Used neutrally, the term “globalization” just refers to international integration.
Virtually no one is opposed to that, certainly not the left or the workers movements, which from their modern origins have been committed to international solidarity. The phrase “workers of the world unite” is a call for globalization. That’s why every union is called an “international” — the reality is far from hopes. More narrowly, the term is used for international economic integration. Put neutrally, few are opposed to that, though serious questions arise about the real costs and the benefits of trade — questions raised by Keynes,
for example, who was in general in favor of domestic production (as was Adam Smith; that’s the context in which he used the much misunderstood phrase “invisible hand” in Wealth of Nations), and international exchange mainly in ideas. In contemporary ideology of the past 20-25 years, the term “globalization” has been used to refer to a specific form of international economic integration, a
mixture of liberalization and protectionism, designed in the interests of the designers (not surprisingly), that is investors, financial institutions, etc., and the few powerful states linked to them.
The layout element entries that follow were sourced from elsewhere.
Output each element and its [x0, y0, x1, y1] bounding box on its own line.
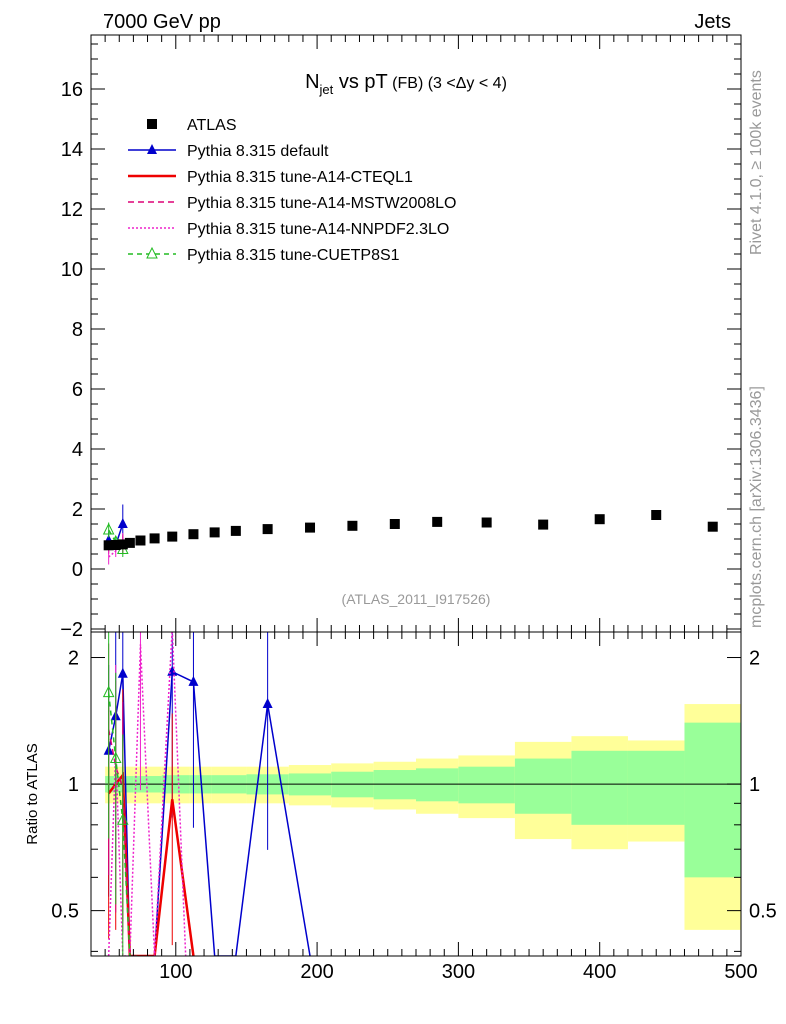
data-point	[167, 531, 178, 542]
data-point	[135, 535, 146, 546]
rivet-version-label: Rivet 4.1.0, ≥ 100k events	[748, 70, 765, 255]
y-tick-label: 12	[61, 199, 83, 221]
data-point	[707, 521, 718, 532]
legend-label: Pythia 8.315 tune-CUETP8S1	[187, 247, 400, 264]
ratio-marker	[262, 698, 273, 709]
series-marker	[117, 518, 128, 528]
x-tick-label: 200	[300, 961, 333, 983]
header-collision-label: 7000 GeV pp	[103, 11, 221, 33]
data-point	[124, 537, 135, 548]
ratio-marker	[116, 813, 129, 825]
ratio-frame	[90, 631, 742, 957]
data-point	[230, 525, 241, 536]
legend-marker	[147, 144, 157, 154]
data-point	[538, 519, 549, 530]
y-tick-label: 6	[72, 379, 83, 401]
ratio-series-group	[91, 632, 741, 956]
legend-label: Pythia 8.315 default	[187, 143, 329, 160]
header-observable-label: Jets	[694, 11, 731, 33]
stat-uncertainty-band	[373, 770, 416, 800]
data-point	[389, 519, 400, 529]
ratio-marker	[188, 675, 199, 686]
ratio-series-line	[107, 632, 187, 956]
ratio-marker	[109, 751, 122, 764]
stat-uncertainty-band	[684, 722, 741, 878]
data-point	[305, 522, 316, 533]
data-point	[262, 524, 273, 535]
data-point	[432, 516, 443, 527]
ratio-panel: 0.5 0.5 1 1 2 2 100 200 300 400 500	[51, 631, 777, 983]
y-tick-label: −2	[60, 619, 83, 641]
ratio-series-line	[107, 670, 311, 956]
y-tick-label: 14	[61, 139, 83, 161]
data-point	[117, 539, 128, 550]
analysis-id-label: (ATLAS_2011_I917526)	[342, 591, 491, 607]
main-series-group	[102, 504, 718, 565]
ratio-y-tick-label: 2	[749, 648, 760, 670]
data-point	[347, 520, 358, 531]
y-tick-label: 4	[72, 439, 83, 461]
data-point	[188, 529, 199, 540]
y-tick-label: 2	[72, 499, 83, 521]
ratio-y-tick-label: 0.5	[749, 901, 777, 923]
series-marker	[102, 522, 115, 535]
data-point	[209, 527, 220, 538]
data-point	[481, 517, 492, 528]
ratio-y-tick-label: 1	[749, 774, 760, 796]
ratio-y-tick-label: 1	[68, 774, 79, 796]
data-point	[149, 533, 160, 544]
legend-label: Pythia 8.315 tune-A14-NNPDF2.3LO	[187, 221, 449, 238]
x-tick-label: 500	[724, 961, 757, 983]
stat-uncertainty-band	[514, 758, 572, 814]
data-point	[651, 510, 662, 520]
x-tick-label: 300	[442, 961, 475, 983]
ratio-y-tick-label: 0.5	[51, 901, 79, 923]
ratio-marker	[117, 667, 128, 678]
legend-marker-atlas	[147, 119, 157, 129]
legend-marker	[146, 246, 158, 259]
stat-uncertainty-band	[627, 750, 685, 825]
ratio-axis-label: Ratio to ATLAS	[24, 743, 41, 844]
x-tick-label: 100	[159, 961, 192, 983]
y-tick-label: 10	[61, 259, 83, 281]
data-point	[103, 540, 114, 551]
main-panel: −2 0 2 4 6 8 10 12 14 16	[60, 34, 742, 641]
y-tick-label: 16	[61, 79, 83, 101]
legend-label: Pythia 8.315 tune-A14-MSTW2008LO	[187, 195, 456, 212]
plot-title: Njet vs pT (FB) (3 <Δy < 4)	[305, 71, 507, 97]
ratio-y-tick-label: 2	[68, 648, 79, 670]
data-point	[110, 540, 121, 550]
data-point	[594, 514, 605, 525]
legend: ATLAS Pythia 8.315 default Pythia 8.315 tu…	[128, 117, 456, 264]
stat-uncertainty-band	[458, 766, 515, 804]
legend-label-atlas: ATLAS	[187, 117, 237, 134]
stat-uncertainty-band	[416, 768, 459, 802]
ratio-marker	[102, 685, 115, 698]
legend-label: Pythia 8.315 tune-A14-CTEQL1	[187, 169, 413, 186]
y-tick-label: 0	[72, 559, 83, 581]
x-tick-label: 400	[583, 961, 616, 983]
stat-uncertainty-band	[571, 750, 628, 825]
y-tick-label: 8	[72, 319, 83, 341]
mcplots-source-label: mcplots.cern.ch [arXiv:1306.3436]	[748, 386, 765, 628]
ratio-marker	[167, 665, 178, 676]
Naturally, many people — probably the large majority of those who know anything about it — are opposed to this form of international integration, and favor globalization oriented to the needs of people, not concentrations of private power. They have quite concrete proposals, but these are silenced by the corporate media; the case of NAFTA was quite dramatic in this respect, and reviewed in print, but next to unmentionable within the doctrinal systems. When the term “globalization” is used in this well-crafted propagandistic
sense, those who oppose “globalization” can be dismissed as primitives who want to return to the stone age, don’t understand elementary economics, and other standard jeering and hysterics. And it is possible to evade the embarrassing fact that insofar as the rules of “globalization” have been followed, the results have generally been quite harmful — though so little is understood about the international economy that it is not easy to establish causal relations. And so on.